Florida governor grilled on COVID hospital data

"No, no, no!"

At a heated news briefing in Miami on Tuesday, reporters grilled Florida Governor Ron DeSantis on the state's efforts to contain the coronavirus, cases of which have soared in the last month, and demanded an explanation for why he has not released the number of COVID-19 hospitalization in Florida.

REPORTER: "She's asking specifically about the number of patients."

DESANTIS: "So all the data that goes into this is all available."

REPORTER: "I have the spreadsheet from that data, Governor. It is not available."

Last week, DeSantis promised he would release the number of COVID-19 patients currently hospitalized statewide and by county, a metric reported by most other states. But he has yet to do so.

The next best thing was data published Tuesday by the state's Agency for Health Care Administration, which showed that the intensive care units at 54 hospitals across 25 counties in Florida had reached full capacity.

As of Tuesday, only 17% of the ICU beds were available statewide.

But on Tuesday, DeSantis tried to put a positive spin on the recent rise in cases.

"The idea was flatten the curve, have a flatter curve, which meant that you'd push this out over a longer period of time... By spreading this out you now can have way more robust testing. They're testing everyone who comes through the door."

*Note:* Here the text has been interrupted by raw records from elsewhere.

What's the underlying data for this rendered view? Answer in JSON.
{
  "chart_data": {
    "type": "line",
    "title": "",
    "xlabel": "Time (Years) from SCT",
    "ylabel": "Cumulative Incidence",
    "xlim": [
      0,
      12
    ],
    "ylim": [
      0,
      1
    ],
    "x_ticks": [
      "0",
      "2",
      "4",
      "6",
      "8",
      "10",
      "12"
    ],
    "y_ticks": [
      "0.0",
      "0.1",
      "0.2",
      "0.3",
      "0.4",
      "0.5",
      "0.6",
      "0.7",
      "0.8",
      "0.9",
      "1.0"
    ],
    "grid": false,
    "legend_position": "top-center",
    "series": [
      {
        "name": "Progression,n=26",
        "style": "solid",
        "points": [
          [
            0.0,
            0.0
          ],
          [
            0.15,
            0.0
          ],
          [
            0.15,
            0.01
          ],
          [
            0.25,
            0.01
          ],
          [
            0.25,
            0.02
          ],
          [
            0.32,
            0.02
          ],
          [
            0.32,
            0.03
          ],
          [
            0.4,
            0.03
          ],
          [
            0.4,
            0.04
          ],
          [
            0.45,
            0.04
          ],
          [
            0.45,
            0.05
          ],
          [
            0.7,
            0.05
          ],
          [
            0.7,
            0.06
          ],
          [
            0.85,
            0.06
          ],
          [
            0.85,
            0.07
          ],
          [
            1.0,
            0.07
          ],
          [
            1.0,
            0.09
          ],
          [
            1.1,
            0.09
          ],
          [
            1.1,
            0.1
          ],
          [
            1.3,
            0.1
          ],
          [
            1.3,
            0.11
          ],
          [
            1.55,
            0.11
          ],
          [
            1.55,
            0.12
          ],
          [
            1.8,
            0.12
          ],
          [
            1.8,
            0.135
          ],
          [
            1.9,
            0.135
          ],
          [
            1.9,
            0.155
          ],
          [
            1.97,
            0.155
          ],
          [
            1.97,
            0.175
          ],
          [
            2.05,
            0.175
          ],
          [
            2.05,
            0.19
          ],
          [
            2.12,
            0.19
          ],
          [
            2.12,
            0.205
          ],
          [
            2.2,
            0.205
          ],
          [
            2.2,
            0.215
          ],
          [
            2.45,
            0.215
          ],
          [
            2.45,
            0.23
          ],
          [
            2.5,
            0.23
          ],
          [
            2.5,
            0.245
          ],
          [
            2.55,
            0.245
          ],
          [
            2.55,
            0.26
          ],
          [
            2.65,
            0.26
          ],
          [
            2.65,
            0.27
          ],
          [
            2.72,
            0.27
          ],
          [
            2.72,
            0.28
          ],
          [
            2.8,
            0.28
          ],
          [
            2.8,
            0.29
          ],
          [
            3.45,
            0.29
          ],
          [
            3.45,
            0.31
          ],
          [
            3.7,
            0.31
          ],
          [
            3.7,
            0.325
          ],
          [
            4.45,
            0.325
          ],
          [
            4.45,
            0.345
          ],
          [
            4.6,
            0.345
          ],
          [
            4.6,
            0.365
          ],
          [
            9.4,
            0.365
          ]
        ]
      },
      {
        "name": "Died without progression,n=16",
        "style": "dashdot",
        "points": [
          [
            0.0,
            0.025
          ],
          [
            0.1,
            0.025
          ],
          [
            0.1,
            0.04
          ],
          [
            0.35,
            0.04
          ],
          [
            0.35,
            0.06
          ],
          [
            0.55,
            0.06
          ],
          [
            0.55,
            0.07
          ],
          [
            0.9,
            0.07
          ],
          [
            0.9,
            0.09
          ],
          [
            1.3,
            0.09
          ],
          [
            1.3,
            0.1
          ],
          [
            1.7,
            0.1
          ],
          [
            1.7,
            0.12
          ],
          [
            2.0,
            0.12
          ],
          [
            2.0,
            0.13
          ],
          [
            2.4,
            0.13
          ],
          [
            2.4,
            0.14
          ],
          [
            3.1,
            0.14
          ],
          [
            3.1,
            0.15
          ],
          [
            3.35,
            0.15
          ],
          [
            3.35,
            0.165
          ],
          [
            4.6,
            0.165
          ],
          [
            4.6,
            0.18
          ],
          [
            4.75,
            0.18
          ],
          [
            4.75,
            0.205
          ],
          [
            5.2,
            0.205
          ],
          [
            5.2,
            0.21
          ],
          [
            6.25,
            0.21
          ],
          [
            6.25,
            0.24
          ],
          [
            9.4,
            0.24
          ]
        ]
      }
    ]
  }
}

The coronavirus crisis worsened in other parts of the country, with infections now rising in 42 states.

Texas shattered records on Tuesday when it reported over 10,000 new coronavirus cases, the biggest one-day increase in the state since the pandemic started.

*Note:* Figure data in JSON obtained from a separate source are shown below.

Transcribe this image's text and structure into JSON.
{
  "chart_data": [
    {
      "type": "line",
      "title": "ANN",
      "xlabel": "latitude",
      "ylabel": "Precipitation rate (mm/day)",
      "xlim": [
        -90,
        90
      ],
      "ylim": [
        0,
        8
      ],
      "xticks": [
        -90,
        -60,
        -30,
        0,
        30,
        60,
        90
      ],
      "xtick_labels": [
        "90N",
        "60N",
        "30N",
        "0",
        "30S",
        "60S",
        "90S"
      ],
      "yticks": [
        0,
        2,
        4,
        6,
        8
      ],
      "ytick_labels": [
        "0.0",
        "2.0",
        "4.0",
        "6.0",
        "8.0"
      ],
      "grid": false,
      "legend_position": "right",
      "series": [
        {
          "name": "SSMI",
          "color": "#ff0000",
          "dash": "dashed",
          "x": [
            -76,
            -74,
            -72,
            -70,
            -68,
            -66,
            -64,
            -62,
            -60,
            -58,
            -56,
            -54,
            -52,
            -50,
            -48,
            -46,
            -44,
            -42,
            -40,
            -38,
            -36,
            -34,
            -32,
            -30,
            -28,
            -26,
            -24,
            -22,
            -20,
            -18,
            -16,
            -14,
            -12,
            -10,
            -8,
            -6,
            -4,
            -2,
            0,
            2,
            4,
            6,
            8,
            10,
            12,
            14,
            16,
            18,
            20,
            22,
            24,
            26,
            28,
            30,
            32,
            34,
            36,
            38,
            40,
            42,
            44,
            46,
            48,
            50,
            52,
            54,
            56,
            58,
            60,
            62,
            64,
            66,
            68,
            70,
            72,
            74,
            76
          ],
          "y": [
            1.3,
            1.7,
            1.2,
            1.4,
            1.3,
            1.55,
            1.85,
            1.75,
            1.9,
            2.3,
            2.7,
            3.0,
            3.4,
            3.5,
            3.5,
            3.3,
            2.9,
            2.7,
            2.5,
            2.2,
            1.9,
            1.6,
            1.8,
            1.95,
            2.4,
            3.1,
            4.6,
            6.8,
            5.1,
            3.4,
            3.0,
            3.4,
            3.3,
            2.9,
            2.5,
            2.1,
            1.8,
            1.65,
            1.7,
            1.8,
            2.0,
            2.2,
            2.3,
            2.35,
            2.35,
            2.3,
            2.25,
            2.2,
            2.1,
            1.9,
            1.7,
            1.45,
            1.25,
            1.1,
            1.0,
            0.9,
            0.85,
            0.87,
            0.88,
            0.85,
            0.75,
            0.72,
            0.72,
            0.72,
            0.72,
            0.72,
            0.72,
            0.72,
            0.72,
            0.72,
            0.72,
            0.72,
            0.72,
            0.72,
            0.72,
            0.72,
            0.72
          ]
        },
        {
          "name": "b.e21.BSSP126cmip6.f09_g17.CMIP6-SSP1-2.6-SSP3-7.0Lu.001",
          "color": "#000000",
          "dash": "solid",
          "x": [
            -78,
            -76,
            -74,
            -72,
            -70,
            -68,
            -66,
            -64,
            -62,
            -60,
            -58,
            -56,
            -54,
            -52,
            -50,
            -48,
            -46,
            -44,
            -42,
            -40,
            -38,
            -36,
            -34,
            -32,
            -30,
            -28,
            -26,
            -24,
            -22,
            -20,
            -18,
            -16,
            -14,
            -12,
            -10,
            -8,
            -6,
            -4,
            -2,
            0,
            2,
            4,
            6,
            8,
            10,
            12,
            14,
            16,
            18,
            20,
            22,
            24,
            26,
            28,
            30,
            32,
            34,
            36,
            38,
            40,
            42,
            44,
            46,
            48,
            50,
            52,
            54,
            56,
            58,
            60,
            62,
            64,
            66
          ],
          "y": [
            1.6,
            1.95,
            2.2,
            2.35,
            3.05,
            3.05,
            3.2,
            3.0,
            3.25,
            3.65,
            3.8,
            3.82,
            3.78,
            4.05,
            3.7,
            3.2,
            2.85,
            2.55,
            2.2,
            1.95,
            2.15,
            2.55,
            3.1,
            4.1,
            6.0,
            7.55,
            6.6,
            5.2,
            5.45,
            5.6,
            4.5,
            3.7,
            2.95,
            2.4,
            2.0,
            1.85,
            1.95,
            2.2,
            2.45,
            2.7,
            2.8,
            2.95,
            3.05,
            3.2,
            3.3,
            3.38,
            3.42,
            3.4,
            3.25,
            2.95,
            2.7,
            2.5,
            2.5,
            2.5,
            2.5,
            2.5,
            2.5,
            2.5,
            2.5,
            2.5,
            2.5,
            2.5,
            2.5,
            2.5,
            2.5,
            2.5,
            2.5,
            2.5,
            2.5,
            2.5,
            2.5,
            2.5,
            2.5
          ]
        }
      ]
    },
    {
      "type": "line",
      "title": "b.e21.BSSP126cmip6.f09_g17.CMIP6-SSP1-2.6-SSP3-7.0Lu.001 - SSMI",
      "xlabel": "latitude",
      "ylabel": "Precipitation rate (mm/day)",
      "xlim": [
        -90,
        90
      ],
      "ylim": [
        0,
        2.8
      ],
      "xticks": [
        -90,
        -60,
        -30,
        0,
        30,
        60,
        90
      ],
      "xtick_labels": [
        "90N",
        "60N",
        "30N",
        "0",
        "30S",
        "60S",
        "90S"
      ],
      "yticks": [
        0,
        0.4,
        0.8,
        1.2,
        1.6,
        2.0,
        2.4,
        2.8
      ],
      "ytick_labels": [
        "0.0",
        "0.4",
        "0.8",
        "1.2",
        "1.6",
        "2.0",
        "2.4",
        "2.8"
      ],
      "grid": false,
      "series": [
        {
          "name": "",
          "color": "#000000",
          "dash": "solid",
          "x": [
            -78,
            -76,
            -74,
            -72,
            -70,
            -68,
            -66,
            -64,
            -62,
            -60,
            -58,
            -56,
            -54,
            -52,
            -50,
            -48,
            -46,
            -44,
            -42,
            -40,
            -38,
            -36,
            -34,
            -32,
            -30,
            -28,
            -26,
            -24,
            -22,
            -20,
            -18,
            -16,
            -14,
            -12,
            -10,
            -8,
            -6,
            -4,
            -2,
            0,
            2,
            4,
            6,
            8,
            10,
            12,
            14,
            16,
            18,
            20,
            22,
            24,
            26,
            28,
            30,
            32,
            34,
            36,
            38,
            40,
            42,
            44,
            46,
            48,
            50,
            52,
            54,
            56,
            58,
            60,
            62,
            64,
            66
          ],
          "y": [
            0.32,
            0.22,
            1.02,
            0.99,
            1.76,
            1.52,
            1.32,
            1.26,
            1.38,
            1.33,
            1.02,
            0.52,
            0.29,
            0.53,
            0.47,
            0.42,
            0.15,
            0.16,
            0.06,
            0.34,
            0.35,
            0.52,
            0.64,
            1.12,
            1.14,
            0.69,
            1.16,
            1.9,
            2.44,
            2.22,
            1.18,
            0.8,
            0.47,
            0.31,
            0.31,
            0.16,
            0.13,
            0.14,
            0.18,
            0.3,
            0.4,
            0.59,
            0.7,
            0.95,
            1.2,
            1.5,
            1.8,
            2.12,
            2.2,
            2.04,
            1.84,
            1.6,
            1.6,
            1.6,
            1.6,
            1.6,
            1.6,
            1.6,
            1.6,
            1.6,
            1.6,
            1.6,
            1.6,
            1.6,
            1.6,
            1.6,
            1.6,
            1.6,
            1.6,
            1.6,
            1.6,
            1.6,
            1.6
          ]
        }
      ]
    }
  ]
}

That news came the same day the Texas State Fair was cancelled for first time in 75 years.

Arizona saw the rate of positive tests rise to 26% for the week ended July 5. The World Heath Organization considers a rate over 5% to be troubling.

"Deaths are way down from this horrible China virus."

On Tuesday, President Donald Trump - whose handling of the crisis has been widely criticized - highlighted the fact that the mortality rate in the United States has fallen, even as hundreds of Americans continue to die from the virus each day.

U.S. coronavirus cases rose to over 3 million on Tuesday and more than 130,000 Americans have died from the virus - about a quarter of the worldwide total.

And a widely cited model from the University of Washington's Institute for Health Metrics and Evaluation projected on Tuesday that U.S. deaths would reach 208,000 by Nov. 1, two days before the presidential election.